In April 1981, I was asked to give testimony before the Senate Labor Committee on the Davis-Bacon Act [of 1931].  During Ray Marshall’s term as secretary of Labor in the Carter administration, he had testified before the corresponding House sub-committee that Davis-Bacon did not have discriminatory effects on non-union workers and blacks.  The fact, however, is that the act was racially motivated law, and it sought to prevent black construction workers from competing with their white counterparts.

Consider the following examples of the 1931 testimony in support of the legislation: Representative Clayton Allgood of Alabama said, “Reference has been made to a contractor from Alabama who went to New York with bootleg labor.  This is a fact.  That contractor has cheap colored labor that he transports, and he puts them in cabins, and it is labor of that sort that is in competition with white labor throughout the country.  This bill has merit, and with the extensive building program now being entered into, it is very important that we enact this measure.”  Representative John J. Cochran of Missouri echoed similar sentiments, saying that he had “received numerous complaints in recent months that Southern contractors employing low-paid colored mechanics getting work and bringing the employees from the South.”  William Green, president of the AFL, made the union position’s clear: [C]olored labor is being sought to demoralize wage rates.”
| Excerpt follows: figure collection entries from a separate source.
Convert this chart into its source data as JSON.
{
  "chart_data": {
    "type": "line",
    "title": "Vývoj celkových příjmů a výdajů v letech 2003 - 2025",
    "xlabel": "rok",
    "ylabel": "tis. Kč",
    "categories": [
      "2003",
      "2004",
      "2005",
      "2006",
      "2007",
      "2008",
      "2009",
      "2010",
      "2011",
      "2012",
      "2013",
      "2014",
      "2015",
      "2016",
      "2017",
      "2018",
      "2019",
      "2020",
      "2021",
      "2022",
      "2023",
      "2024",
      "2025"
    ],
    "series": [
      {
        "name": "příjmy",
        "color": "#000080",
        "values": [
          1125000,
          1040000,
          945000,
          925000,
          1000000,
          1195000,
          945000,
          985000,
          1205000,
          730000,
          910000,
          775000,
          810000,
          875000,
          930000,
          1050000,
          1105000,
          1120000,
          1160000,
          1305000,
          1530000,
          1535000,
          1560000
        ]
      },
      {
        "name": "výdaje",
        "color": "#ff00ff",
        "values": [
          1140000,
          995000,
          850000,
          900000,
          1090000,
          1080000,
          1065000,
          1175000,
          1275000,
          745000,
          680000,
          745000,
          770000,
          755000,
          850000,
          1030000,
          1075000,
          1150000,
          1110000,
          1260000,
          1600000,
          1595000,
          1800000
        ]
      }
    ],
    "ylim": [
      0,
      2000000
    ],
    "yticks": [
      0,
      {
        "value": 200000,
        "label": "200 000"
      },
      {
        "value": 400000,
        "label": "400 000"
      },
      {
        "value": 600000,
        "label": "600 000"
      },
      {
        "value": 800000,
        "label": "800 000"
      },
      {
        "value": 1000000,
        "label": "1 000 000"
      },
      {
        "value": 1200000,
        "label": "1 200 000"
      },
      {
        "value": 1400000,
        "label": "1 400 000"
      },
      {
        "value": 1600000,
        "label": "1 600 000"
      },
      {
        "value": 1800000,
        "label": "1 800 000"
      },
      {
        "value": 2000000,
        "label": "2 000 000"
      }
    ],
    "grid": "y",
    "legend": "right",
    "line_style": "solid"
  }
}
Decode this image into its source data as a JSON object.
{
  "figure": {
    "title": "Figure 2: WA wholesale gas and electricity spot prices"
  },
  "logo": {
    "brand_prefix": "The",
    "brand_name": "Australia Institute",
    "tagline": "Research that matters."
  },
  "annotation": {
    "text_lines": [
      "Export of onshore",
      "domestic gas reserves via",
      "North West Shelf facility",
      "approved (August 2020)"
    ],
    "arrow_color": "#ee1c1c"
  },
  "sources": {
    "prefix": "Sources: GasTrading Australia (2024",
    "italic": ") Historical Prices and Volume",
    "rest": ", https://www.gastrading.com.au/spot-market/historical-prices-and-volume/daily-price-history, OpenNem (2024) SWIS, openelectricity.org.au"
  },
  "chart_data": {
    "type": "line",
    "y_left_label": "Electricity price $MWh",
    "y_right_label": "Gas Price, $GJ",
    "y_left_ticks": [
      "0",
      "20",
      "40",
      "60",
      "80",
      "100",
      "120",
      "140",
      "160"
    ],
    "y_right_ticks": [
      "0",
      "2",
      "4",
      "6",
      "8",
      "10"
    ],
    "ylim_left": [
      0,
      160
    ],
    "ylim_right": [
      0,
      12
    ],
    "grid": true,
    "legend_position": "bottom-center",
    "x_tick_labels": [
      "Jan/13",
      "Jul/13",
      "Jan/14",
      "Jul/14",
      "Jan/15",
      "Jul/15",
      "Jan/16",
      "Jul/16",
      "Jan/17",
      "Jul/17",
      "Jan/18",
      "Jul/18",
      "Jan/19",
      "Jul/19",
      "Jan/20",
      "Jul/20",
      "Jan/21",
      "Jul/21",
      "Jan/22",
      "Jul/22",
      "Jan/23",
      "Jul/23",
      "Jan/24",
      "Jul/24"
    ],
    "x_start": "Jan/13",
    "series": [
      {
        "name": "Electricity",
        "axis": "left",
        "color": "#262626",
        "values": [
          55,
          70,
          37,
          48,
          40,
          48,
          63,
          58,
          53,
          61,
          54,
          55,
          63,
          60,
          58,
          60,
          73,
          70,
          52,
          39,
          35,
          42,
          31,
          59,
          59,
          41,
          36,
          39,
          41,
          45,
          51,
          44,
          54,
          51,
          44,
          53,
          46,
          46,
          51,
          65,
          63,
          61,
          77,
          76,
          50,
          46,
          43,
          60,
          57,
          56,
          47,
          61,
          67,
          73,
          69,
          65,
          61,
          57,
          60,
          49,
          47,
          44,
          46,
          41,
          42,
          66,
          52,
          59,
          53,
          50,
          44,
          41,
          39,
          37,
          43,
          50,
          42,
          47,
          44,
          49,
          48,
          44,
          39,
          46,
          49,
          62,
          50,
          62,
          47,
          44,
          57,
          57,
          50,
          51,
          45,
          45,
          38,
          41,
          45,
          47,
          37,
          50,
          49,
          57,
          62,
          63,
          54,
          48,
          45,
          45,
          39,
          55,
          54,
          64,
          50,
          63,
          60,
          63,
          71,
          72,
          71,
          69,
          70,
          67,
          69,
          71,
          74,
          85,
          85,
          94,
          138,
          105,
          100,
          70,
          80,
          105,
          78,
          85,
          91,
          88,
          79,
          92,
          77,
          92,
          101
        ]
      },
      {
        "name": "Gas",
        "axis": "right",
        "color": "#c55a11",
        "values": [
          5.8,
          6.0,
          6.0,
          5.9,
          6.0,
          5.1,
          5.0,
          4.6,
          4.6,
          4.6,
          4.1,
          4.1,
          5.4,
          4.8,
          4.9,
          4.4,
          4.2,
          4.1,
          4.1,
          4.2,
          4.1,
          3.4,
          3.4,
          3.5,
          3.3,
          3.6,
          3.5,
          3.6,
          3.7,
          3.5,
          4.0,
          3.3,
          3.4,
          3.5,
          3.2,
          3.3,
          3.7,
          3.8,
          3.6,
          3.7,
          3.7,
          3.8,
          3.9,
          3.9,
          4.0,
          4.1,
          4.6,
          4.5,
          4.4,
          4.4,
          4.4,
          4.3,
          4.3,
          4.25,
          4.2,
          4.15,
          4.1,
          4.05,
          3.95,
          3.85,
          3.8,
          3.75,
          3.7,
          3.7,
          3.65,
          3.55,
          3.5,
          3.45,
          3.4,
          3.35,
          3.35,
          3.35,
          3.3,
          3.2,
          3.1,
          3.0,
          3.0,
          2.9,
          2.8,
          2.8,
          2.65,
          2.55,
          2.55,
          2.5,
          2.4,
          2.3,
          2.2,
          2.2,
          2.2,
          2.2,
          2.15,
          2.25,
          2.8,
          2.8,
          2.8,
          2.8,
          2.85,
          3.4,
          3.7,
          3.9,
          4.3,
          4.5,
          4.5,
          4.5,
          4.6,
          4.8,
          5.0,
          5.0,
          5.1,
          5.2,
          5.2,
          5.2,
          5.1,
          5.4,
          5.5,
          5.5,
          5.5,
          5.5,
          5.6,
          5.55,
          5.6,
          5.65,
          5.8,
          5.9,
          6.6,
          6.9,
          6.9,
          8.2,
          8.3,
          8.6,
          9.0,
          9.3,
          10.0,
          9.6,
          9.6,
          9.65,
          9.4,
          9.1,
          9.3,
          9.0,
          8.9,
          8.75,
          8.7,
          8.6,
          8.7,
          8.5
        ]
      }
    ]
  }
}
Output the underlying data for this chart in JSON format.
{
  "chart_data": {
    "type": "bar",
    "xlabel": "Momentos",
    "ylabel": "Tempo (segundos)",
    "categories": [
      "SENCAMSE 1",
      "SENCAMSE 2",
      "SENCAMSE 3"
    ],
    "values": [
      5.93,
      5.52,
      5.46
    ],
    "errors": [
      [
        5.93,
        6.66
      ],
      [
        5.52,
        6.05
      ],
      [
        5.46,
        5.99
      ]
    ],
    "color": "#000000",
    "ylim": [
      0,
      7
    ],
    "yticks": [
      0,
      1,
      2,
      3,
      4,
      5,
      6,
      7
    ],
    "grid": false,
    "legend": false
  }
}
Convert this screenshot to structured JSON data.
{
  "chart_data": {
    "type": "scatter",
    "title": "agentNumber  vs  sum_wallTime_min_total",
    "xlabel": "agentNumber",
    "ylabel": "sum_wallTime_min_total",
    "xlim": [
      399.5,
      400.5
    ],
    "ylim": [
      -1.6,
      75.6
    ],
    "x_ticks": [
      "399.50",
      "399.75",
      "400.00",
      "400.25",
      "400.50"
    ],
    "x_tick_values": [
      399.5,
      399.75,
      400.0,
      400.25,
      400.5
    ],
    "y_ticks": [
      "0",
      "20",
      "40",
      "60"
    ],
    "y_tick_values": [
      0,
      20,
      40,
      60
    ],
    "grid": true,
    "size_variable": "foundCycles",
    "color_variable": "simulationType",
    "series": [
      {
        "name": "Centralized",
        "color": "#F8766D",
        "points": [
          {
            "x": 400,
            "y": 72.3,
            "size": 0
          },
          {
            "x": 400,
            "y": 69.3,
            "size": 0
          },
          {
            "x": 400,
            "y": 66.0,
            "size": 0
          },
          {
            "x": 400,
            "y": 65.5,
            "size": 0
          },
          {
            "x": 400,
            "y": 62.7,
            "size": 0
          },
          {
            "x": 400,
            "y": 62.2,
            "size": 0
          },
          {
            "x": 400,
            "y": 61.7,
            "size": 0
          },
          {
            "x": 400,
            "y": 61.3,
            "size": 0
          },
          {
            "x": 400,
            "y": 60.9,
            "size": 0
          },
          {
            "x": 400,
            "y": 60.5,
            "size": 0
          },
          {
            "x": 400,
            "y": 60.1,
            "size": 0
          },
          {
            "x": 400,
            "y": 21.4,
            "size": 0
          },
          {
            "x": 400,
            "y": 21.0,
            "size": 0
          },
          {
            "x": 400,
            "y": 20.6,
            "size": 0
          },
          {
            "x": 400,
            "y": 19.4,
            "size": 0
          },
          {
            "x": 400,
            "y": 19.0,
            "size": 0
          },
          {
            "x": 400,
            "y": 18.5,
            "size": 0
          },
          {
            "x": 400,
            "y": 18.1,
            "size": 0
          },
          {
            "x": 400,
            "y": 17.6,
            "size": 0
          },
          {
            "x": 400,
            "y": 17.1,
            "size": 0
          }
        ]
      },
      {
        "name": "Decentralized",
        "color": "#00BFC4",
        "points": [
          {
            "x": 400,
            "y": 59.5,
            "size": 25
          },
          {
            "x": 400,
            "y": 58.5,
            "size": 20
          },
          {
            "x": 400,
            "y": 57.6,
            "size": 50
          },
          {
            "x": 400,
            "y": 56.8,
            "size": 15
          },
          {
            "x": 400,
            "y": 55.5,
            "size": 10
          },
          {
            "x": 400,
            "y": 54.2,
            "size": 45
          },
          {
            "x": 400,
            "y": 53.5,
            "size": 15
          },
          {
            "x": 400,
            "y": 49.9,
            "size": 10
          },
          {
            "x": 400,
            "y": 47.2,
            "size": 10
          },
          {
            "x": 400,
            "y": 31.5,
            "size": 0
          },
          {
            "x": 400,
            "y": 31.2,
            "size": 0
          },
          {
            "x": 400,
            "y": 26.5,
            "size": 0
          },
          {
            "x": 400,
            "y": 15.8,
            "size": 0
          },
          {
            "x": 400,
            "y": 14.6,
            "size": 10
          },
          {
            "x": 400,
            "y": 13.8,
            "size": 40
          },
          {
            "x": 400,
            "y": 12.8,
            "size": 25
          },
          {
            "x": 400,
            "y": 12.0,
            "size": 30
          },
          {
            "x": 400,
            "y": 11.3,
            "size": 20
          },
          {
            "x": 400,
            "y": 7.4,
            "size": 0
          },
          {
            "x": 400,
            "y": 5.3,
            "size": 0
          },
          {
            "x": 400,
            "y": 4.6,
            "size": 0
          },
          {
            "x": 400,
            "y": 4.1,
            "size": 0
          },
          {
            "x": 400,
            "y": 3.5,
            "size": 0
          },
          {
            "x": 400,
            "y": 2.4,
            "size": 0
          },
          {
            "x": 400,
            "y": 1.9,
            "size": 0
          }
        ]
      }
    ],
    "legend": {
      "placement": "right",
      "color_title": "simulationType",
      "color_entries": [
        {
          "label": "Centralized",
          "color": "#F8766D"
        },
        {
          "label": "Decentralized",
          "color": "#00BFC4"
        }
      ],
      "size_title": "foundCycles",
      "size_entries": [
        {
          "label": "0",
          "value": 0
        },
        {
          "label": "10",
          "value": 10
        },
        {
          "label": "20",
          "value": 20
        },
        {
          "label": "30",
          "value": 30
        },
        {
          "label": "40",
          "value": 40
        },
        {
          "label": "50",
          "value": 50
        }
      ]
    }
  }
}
Ignorant, bigoted, and benighted politicians and labor-union officials – bent on nothing more noble than creating special privileges for the politically influential at the expense of the politically most vulnerable – have no trouble understanding the basic economic insight that raising the cost to employers of using certain kinds of labor increases employers’ incentives to substitute out of that kind of labor and into some alternative methods of production.  In stark and sad contrast, today’s “Progressive” politicians, pundits, professors, and preachers seem unable to grasp this simple point.